Nobody is pretending that pursuing your employer for compensation is straightforward. In reality, unless those injured as a consequence of negligence pursue these claims, what will change? When companies are hit in the pocket, they tend to sit up and listen, review their procedures, and make changes. So, your claim today could save the lives of many people in the future. Don’t forget that!
Too much time has passed
Traditionally, adults injured due to negligence have three years to lodge a claim from either the date of the accident or when their injuries were diagnosed. Note the second condition, “or when their injuries were diagnosed”. There is no timescale on this, no deadline; it may be a year, five years, ten years, or twenty years down the line. However, if you can prove that an accident many years ago led to your newly diagnosed injuries, there’s no reason why you cannot make a successful compensation claim. It may not be as straightforward as a “normal claim”, but it is worth pursuing.
There are numerous examples of successful claims many years down the line, including asbestos and vibration white finger claims, to name just a couple. Over the last hundred years, we have seen tremendous strides in healthcare, often making it easier to directly associate injuries today with accidents/activities many years ago.

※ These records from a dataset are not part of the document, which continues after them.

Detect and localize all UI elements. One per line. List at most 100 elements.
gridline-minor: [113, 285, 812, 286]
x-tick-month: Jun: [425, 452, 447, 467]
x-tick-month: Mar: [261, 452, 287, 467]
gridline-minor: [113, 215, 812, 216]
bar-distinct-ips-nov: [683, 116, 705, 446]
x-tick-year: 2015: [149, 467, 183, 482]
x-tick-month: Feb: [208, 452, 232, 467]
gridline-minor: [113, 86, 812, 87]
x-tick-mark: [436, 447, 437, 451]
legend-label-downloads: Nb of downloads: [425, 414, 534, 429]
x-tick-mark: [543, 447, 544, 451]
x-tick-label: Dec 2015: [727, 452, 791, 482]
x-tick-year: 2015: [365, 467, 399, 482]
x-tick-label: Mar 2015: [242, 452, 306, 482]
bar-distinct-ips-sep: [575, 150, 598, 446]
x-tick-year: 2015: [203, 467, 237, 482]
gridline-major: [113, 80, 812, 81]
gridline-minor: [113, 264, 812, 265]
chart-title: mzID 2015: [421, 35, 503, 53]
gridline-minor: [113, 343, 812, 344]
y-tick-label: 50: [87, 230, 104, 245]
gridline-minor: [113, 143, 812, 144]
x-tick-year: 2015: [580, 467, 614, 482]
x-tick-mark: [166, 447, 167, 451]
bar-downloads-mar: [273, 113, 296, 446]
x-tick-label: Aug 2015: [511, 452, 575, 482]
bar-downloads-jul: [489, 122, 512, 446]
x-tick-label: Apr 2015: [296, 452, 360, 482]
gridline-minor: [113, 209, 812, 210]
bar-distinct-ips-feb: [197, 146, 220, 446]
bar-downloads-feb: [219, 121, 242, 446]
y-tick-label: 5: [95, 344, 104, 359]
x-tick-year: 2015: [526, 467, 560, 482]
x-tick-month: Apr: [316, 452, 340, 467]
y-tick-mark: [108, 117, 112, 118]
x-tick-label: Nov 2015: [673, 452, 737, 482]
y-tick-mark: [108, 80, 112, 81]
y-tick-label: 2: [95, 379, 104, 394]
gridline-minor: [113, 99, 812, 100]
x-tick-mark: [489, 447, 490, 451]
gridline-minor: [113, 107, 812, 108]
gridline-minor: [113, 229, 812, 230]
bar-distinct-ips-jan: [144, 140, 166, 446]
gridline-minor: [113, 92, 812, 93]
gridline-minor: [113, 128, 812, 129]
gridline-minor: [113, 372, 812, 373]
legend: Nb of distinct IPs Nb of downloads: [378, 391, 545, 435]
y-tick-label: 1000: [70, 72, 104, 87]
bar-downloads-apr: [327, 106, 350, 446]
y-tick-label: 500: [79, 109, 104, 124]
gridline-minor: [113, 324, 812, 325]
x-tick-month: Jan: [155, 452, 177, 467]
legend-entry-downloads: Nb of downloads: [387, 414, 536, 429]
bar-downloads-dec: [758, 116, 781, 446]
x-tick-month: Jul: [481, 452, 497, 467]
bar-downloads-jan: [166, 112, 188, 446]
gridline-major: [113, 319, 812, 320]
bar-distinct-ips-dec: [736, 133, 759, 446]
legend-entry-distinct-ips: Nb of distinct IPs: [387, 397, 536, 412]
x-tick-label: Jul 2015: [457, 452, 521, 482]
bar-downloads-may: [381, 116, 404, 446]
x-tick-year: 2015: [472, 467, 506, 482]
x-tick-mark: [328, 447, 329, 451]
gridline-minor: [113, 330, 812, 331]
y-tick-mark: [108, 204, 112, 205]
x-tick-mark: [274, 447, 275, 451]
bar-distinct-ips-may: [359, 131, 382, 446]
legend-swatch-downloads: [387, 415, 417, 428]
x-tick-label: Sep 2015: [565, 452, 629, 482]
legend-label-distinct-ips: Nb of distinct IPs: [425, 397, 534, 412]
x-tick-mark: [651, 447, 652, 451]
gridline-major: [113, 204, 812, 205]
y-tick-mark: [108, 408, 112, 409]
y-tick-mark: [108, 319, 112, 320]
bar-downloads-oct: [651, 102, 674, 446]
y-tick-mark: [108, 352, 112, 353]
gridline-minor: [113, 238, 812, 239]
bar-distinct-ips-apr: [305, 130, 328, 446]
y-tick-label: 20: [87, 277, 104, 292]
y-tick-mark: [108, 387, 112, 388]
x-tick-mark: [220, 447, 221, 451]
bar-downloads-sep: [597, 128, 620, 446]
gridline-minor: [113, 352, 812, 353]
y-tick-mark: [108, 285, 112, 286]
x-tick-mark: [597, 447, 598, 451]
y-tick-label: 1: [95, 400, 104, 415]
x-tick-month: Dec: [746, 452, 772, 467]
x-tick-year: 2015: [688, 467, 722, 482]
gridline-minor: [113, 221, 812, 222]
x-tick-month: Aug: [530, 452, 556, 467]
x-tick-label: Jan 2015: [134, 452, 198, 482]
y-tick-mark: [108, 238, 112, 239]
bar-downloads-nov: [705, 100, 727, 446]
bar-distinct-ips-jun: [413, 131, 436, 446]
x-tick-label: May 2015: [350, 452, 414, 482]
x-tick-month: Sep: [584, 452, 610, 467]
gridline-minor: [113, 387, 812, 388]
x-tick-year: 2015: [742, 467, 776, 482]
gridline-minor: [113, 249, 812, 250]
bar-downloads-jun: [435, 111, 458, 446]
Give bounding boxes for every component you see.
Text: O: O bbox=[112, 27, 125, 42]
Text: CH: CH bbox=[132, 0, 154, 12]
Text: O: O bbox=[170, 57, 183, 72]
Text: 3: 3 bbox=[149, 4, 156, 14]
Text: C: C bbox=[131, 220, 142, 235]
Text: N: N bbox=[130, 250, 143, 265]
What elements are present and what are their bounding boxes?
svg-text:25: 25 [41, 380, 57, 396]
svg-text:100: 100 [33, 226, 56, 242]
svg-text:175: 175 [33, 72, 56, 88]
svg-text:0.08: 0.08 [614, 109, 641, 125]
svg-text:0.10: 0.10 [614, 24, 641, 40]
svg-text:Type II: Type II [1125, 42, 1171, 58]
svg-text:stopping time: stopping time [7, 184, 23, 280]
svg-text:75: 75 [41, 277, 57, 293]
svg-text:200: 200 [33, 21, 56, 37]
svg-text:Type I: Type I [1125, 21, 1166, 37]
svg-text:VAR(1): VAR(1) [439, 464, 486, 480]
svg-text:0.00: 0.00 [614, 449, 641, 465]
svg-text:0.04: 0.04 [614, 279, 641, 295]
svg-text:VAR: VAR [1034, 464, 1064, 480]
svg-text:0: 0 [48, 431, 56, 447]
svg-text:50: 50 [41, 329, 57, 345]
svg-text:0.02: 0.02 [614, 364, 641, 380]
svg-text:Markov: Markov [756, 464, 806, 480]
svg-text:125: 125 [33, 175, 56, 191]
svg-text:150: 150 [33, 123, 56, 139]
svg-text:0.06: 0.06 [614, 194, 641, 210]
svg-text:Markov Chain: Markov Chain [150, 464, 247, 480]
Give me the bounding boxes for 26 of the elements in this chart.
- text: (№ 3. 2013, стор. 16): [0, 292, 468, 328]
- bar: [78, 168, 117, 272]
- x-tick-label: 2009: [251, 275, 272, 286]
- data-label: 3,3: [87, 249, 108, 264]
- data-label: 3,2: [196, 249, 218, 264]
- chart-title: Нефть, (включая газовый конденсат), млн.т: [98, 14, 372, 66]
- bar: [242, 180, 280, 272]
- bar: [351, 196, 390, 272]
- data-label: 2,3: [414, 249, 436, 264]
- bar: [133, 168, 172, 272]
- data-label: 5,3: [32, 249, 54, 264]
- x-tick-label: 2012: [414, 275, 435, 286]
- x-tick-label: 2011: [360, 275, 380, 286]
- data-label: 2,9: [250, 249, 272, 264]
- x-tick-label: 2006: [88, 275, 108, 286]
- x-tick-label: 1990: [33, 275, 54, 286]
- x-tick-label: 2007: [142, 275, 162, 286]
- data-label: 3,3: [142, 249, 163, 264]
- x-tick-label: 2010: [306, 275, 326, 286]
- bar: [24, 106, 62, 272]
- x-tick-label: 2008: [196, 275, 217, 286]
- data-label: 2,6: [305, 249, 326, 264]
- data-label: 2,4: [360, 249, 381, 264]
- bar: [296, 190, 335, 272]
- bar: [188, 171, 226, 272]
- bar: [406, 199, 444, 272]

Change only happens when third parties are held to account
In the past, we have heard many accusations that people were “greedy” pursuing compensation for injuries received at work. This is a complete misunderstanding of how the system works. It is only by holding employers to account that procedures will change, machinery will be better maintained, and staff training improved. Make no mistake; many of these potentially expensive changes may not have occurred without the dark clouds of legal action hanging over the heads of employers. Unless employees complain, how are the authorities supposed to know there is a problem?
So, if you have been injured due to negligence by one or more other parties, you should seriously consider your legal right to pursue compensation. We can only imagine the number of people with perfectly valid compensation claims that have decided not to pursue negligent parties.